Exact sparse \(\ell_0\) nonnegative least squares#

Reference

[Nadisic et al., 2020] N. Nadisic, J. E. Cohen, A. Vandaele, N. Gillis, “Exact Sparse Nonnegative Least Squares”, ICASSP2020, pdf

Throughout this manuscript, the reader encounters many instances of NNLS. Therefore, efficient solvers for NNLS, in particular with matrix unknowns and warm-start, are instrumental to designing efficient algorithms for nonnegative LRA. Recall a generic formulation of (matrix) NNLS as follows,

\[ \underset{V\in\mathbb{R}_+^{r\times n}}{\min} \|Y - UV^T\|_F^2 \]

with \(Y\in\mathbb{R}^{m\times n}\) the input data matrix, and \(U\in\mathbb{R}^{m\times r}\) the mixing matrix, which may both in principle have positive and negative entries. The reader may refer to the dedicated section regarding NNLS in the first part of this manuscript.

An important variant of NNLS is the sparse NNLS problem (sNNLS), in which the coefficients are constrained to have only a few nonzero entries. In the following, we assume this sparsity is enforced columnwise on matrix \(V^T\), although we have also worked on a sparsity constraint applied on all entries of \(V^T\) [Nadisic et al., 2022], not discussed in this manuscript. Columnwise sparsity on the coefficient matrix \(V^T\) is frequently encountered in applications of rLRA related to source separation. For instance, the matrix \(V^T\) may denote source activations in a mixture; it is often reasonable to assume that not all sources are activated at all times or positions. An example is provided below in spectral unmixing. The (matrix) sNNLS problem can be formulated as

\[ \underset{V\in\mathbb{R}_+^{n\times r}}{\min} \|Y - UV^T\|_2^2 \;\; \text{such that } \;\; \forall q\leq n,\; \|V[q,:]\|_0\leq k \]

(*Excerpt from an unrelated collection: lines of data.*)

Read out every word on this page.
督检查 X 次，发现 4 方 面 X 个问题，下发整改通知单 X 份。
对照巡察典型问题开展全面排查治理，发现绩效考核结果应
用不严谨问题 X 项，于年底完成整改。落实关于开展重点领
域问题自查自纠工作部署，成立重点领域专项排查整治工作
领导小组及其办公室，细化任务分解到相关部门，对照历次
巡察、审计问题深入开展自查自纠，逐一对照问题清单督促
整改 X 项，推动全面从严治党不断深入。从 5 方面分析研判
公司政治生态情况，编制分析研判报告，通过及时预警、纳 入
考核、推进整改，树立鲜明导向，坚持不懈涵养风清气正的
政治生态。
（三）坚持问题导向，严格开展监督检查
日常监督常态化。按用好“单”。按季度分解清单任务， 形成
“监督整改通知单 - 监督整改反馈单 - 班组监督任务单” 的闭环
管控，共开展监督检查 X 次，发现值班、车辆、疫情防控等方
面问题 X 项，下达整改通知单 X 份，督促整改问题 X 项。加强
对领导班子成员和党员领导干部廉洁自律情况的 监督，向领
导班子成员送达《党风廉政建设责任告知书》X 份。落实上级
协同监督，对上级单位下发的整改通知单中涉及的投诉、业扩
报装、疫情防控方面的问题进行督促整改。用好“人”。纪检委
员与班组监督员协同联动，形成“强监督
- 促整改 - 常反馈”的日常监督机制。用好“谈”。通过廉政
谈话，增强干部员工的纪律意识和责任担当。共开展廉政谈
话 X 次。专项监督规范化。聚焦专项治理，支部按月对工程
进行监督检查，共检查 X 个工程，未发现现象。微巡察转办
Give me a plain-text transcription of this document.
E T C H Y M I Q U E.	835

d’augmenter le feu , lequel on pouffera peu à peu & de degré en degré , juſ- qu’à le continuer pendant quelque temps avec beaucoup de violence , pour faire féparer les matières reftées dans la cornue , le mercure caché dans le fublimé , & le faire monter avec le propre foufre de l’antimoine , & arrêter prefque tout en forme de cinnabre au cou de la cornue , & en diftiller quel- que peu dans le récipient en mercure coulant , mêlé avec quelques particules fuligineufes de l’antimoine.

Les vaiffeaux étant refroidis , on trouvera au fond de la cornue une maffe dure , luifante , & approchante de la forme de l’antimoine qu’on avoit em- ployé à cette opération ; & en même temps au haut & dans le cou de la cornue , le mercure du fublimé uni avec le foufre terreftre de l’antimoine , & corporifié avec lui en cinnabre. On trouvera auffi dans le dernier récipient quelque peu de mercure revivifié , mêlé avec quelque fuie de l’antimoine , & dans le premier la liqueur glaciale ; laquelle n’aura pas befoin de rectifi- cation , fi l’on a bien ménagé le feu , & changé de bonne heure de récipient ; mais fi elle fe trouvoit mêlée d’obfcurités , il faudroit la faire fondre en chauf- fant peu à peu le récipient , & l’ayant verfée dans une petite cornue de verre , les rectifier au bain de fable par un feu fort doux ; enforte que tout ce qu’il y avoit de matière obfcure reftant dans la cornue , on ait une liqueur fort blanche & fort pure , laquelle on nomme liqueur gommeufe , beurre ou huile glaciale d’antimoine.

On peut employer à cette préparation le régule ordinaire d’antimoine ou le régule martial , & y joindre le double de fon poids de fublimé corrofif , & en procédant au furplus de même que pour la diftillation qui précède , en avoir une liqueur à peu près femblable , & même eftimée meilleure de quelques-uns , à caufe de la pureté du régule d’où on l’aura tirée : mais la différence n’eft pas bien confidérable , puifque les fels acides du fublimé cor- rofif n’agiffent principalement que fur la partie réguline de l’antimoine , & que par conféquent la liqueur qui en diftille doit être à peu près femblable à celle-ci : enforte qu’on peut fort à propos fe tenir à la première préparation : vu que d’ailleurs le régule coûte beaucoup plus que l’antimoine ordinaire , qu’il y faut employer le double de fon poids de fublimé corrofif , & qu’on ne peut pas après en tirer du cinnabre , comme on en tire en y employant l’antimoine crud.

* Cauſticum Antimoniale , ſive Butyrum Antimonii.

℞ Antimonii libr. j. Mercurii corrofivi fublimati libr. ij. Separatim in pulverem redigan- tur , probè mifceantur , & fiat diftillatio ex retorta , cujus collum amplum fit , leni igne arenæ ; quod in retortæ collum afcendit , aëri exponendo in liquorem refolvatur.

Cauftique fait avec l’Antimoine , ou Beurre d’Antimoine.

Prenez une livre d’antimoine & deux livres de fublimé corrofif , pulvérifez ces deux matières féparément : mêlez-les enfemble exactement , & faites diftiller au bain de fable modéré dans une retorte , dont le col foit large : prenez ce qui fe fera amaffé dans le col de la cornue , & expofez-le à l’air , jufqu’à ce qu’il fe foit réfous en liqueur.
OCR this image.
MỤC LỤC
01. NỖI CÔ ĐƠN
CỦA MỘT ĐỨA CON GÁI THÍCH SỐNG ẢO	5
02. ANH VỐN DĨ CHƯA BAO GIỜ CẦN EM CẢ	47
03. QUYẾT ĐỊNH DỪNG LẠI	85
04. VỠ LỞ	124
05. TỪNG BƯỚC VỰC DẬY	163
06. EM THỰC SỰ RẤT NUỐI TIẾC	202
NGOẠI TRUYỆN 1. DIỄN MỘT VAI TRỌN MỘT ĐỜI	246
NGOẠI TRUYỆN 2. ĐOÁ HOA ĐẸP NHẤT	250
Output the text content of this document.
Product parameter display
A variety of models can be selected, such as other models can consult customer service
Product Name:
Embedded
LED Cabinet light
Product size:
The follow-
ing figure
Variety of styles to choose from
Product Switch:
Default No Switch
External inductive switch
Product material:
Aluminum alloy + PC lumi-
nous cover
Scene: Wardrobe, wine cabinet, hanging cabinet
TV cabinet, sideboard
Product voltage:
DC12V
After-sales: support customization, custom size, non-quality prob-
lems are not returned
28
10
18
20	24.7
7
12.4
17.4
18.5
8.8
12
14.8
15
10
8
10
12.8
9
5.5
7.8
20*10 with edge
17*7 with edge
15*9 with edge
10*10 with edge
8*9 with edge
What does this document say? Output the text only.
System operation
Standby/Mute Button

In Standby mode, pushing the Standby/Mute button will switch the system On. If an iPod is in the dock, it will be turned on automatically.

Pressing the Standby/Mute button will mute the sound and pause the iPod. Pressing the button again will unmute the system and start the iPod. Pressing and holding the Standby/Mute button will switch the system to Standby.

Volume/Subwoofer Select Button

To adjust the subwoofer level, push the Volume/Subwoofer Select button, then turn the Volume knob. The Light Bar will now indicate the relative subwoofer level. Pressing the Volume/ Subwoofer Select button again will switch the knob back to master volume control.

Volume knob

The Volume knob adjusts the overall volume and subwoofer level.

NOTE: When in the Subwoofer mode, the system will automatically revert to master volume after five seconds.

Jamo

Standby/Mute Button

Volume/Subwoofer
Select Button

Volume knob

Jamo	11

for a known fixed sparsity level \(k<r\). Geometrically, sNNLS is the projection of a data vector \(y\) on the facets of the cone spanned by columns of \(U\). Data points can lie on exterior facets of the cone \(\cp(U)\), or on interior facets.

Note that, unlike matrix NNLS, for which we can design algorithms such as HALS using matrix-matrix products which leverage the native parallelism of these operations, we have not found a better solution for sNNLS than applying a vector sNNLS solver looping over all columns. Therefore, we may simply study the following (vector) sNNLS problem,

(10)#\[ \underset{v\in\mathbb{R}_+^{r}}{\min} \|y - Uv\|_2^2 \;\; \text{such that } \;\; \|v\|_0\leq k \]

with \(y\) a column of input matrix \(Y\) and \(v\) a column of matrix \(V^T\).

sNNLS is NP-hard, but the rank is typically small#

Looking at sNNLS (10), the reader may recognize a particular case of the sparse coding problem with nonnegativity constraints. In fact if we could solve sNNLS in polynomial time of \(r\), we could solve sparse coding with the algorithm since a sparse matrix-vector product \(Ax\) can be rewritten as a sparse nonnegative matrix-vector product \([A,-A][x_{+}, x_{-}]\) splitting the positive and negative parts of sparse vector \(x\). This proves that sNNLS is NP-hard. Computing global solutions to sparse coding is therefore bound to be expensive when the dimension \(r\) grows.

Nevertheless, in rLRA problems, dimension \(r\) refers to the rank of the rLRA model, which is typically reasonably small. This opens the door to considering algorithms that explore the entire set of solutions. Indeed, the sNNLS problem reduces to finding an optimal support for the solution \(v^\ast\), since

(11)#\[ \underset{v\in\mathbb{R}_+^{r}}{\min} \|y - Uv\|_2^2 \;\; \text{such that} \;\; \|v\|_0\leq k \; = \underset{\#S\leq k,\; S\subset[1,r]}{\min} ~\underset{v_S\in\mathbb{R}_+^{k}}{\min} \|y - U[:,S]v_S\|_2^2\]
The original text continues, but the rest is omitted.